DNA nanotechnology is based on using DNA ‘sticky-ends’ and 3-way junctions to make complex self-assembled nanostructures simply by annealing the components together. We have demonstrated the self-assembly of a ‘molecular pegboard’, a nanoscale array onto which molecular components can be placed at any desired location, and we have used the technology to make nano-structured arrays of metal nanoparticles. A new approach, called DNA Origami, uses a single genomic-length strand that is folded by small helper strands. Folding is so cooperative that yields of even very complex structures are essentially 100%. The arrays were folded to have DNA protrusions that spell the letters ‘ASU’. We have also made arrays in which each site is occupied by a unique single stranded ‘probe’ that acts as addressable tether point for attaching molecules and nanoparticles in any desired pattern.
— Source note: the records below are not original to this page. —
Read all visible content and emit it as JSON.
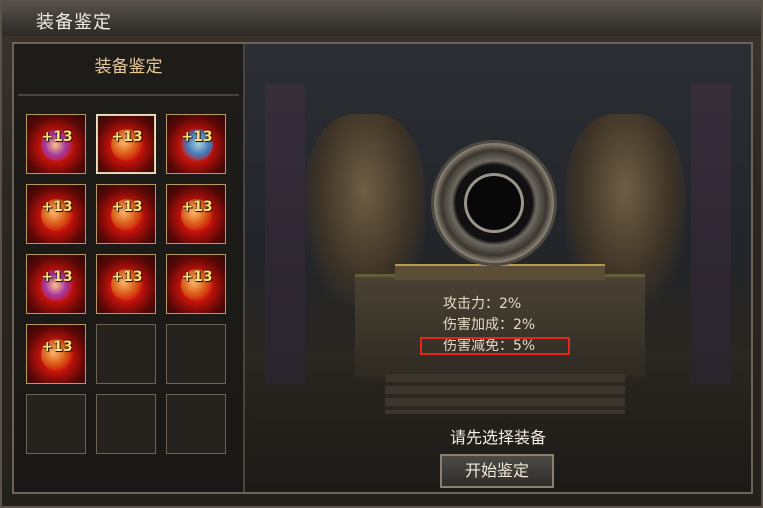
{
  "window": {
    "title": "装备鉴定"
  },
  "left_panel": {
    "title": "装备鉴定",
    "slots": [
      {
        "filled": true,
        "level": "+13",
        "selected": false,
        "tint": "purple"
      },
      {
        "filled": true,
        "level": "+13",
        "selected": true,
        "tint": "red"
      },
      {
        "filled": true,
        "level": "+13",
        "selected": false,
        "tint": "blue"
      },
      {
        "filled": true,
        "level": "+13",
        "selected": false,
        "tint": "red"
      },
      {
        "filled": true,
        "level": "+13",
        "selected": false,
        "tint": "red"
      },
      {
        "filled": true,
        "level": "+13",
        "selected": false,
        "tint": "red"
      },
      {
        "filled": true,
        "level": "+13",
        "selected": false,
        "tint": "purple"
      },
      {
        "filled": true,
        "level": "+13",
        "selected": false,
        "tint": "red"
      },
      {
        "filled": true,
        "level": "+13",
        "selected": false,
        "tint": "red"
      },
      {
        "filled": true,
        "level": "+13",
        "selected": false,
        "tint": "red"
      },
      {
        "filled": false
      },
      {
        "filled": false
      },
      {
        "filled": false
      },
      {
        "filled": false
      },
      {
        "filled": false
      }
    ]
  },
  "altar": {
    "stats": [
      "攻击力：2%",
      "伤害加成：2%",
      "伤害减免：5%"
    ],
    "highlighted_stat_index": 2,
    "hint": "请先选择装备",
    "start_button": "开始鉴定"
  },
  "colors": {
    "highlight": "#e3261c",
    "level_text": "#ffe07a",
    "title_text": "#e7c89a"
  }
}
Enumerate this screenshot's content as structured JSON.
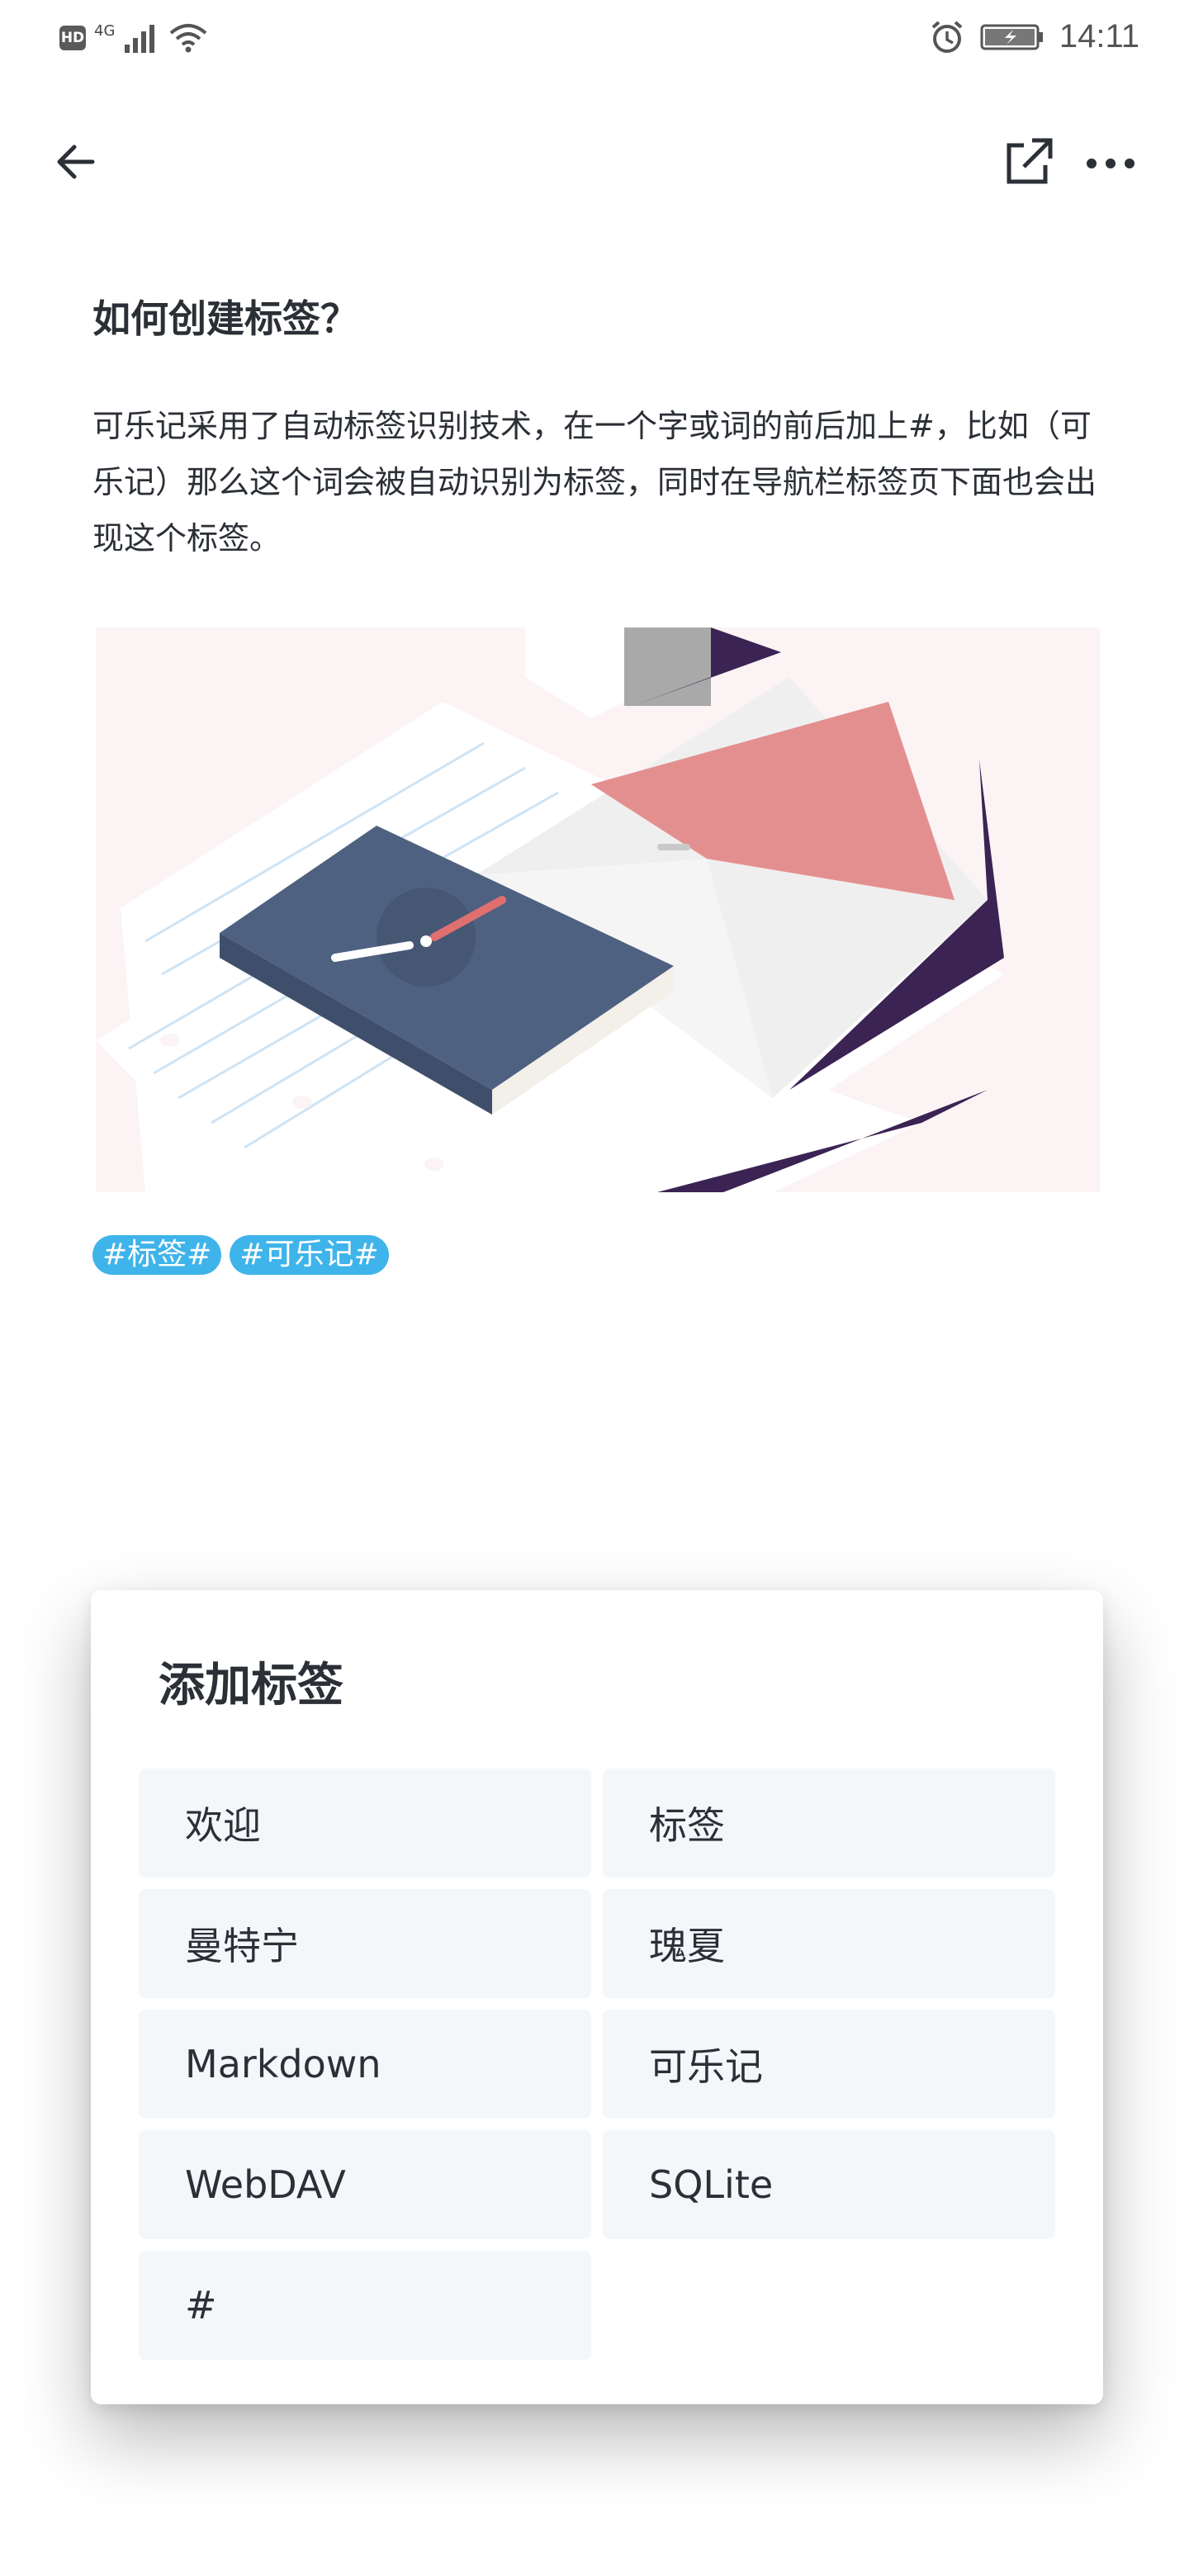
{
  "status_bar": {
    "hd_badge": "HD",
    "network": "4G",
    "time": "14:11",
    "icons": [
      "signal-icon",
      "wifi-icon",
      "alarm-icon",
      "battery-charging-icon"
    ]
  },
  "toolbar": {
    "icons": [
      "back-arrow-icon",
      "share-icon",
      "more-icon"
    ]
  },
  "note": {
    "title": "如何创建标签？",
    "paragraph": "可乐记采用了自动标签识别技术，在一个字或词的前后加上#，比如（可乐记）那么这个词会被自动识别为标签，同时在导航栏标签页下面也会出现这个标签。",
    "tags": [
      "#标签#",
      "#可乐记#"
    ]
  },
  "dialog": {
    "title": "添加标签",
    "options": [
      "欢迎",
      "标签",
      "曼特宁",
      "瑰夏",
      "Markdown",
      "可乐记",
      "WebDAV",
      "SQLite",
      "#"
    ]
  },
  "colors": {
    "accent": "#3fb4ea",
    "option_bg": "#f4f7fa",
    "text": "#2b2f36",
    "illustration_bg": "#fcf3f5"
  }
}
A key component of these assembled systems will be artificial reaction centers which perform the initial charge separation and injection. Artificial reaction centers have been developed in our labs that reproduce many of the important properties of the much more sophisticated natural reaction centers. In particular, they approach the performance of the natural ones in terms of the quantum yield of charge separation, the fraction of photon energy conserved, and the lifetime of photoinduced charge separation.
The molecular pentad shown above is an example of an artificial photosynthetic reaction center. It consists of a porphyrin dyad (P_A-P_B) covalently linked to a carotenoid polyene (C) and a diquinone moiety (Q_A-Q_B). Excitation of the pentad with visible light is followed by photoinduced electron transfer from the C-P-¹-P-Q_A-Q_B singlet state to yield a charge-separated state C-P-P·⁺-Q_A·^--Q_B and finally C·⁺-P_A-P_B-Q_A-Q_B·^-_. This final state preserves over one half of the excitation energy as chemical energy, is formed with a quantum yield of 0.83, and has a lifetime of hundreds of microseconds. This pentad is a molecular-scale photovoltaic that mimics the process by which photosynthetic organisms harvest sunlight and convert it to electrochemical potential.